This is an archived article that was published on sltrib.com in 2017, and information in the article may be outdated. It is provided only for personal research purposes and may not be reprinted.

It has been five years since Kansas, prodded by Republican Gov. Sam Brownback, decided to make itself the subject of a gruesome experiment in fiscal self-evisceration — a regime of draconian tax cuts that, unsurprisingly, blew a prairie-size hole in the state's budget. The resulting casualties included funding for public schools, about which, it turns out, many Kansans care deeply.

On Tuesday, the Republican-led state legislature, lacking the stomach for further budgetary carnage, called a halt to Brownback's experiment and to the facile conservative fiction that steep tax cuts trigger miraculous economic growth. Overriding the governor's veto, it enacted tax increases to plug the yawning deficit as well as to supplement school spending, whose inadequacy, the state's highest court concluded, has hurt minority and poor students.

The failed venture in Kansas should serve as an object lesson for Republicans elsewhere who think states can starve their way to prosperity. Brownback, a trickle-down true believer, portrayed his tax cuts as a force for job creation and a revitalized business climate. In fact, no revitalization materialized. Kansas's economy remains sluggish; meanwhile, rating agencies twice downgraded the state's bonds, increasing its borrowing costs.

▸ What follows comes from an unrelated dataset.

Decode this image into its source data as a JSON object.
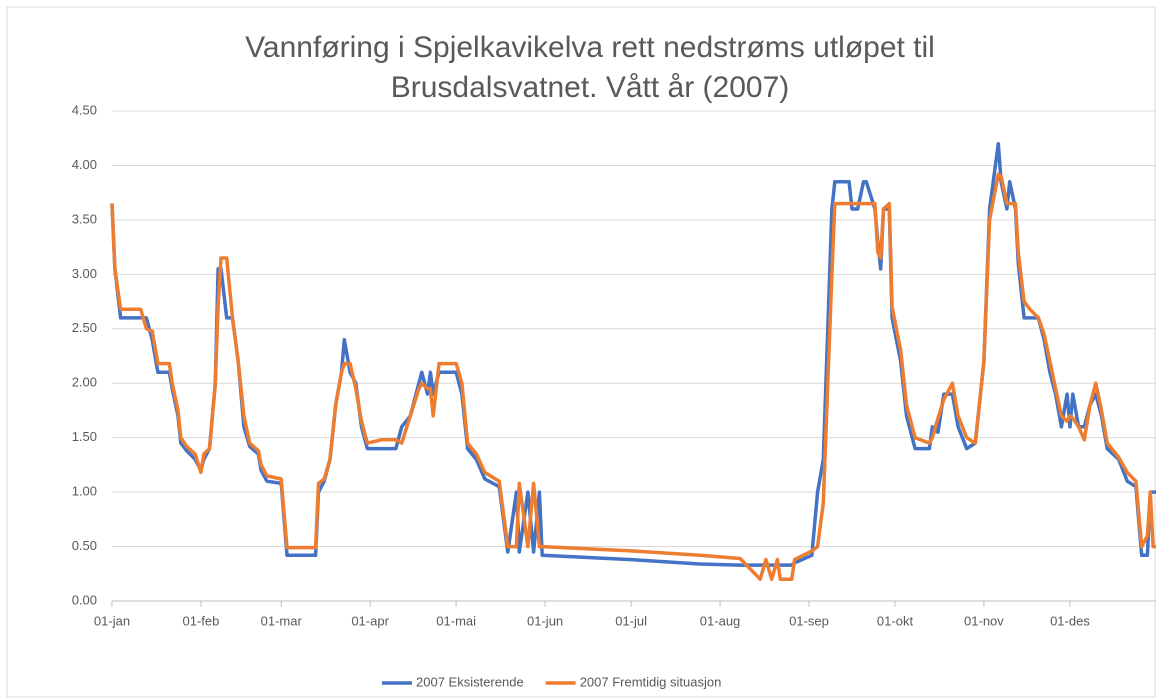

Brownback's humiliation is the product of ideological fervor trumping empirical evidence. Tax cuts may spur some growth, depending on their design and other economic conditions, but they do not magically pay for themselves. They do deal a blow to revenue collection, leaving lawmakers to reduce spending in ways that can do real harm — and that voters may not tolerate.

The governor pleaded with lawmakers to exercise more patience, as if prolonging the budget's starvation diet would somehow make the state tougher. But a two-thirds majority of both houses of the legislature voted to reject the governor's veto of a $1.2 billion revenue enhancement over two years.

That amounts to the biggest such tax increase in state history, but it really just restores revenue more or less to the level at which it stood before Brownback started wielding his meat cleaver. The governor, and tax-cutting prophets like Grover Norquist, denounced the move as one that will inflict a blow to Kansas. In fact, as Kansans themselves well understood — they threw more than two dozen hard-liner tax-cutting Republicans out of office in last year's state legislative elections — the real damage was done by Brownback's cuts. The "miracle" in Kansas was a mirage.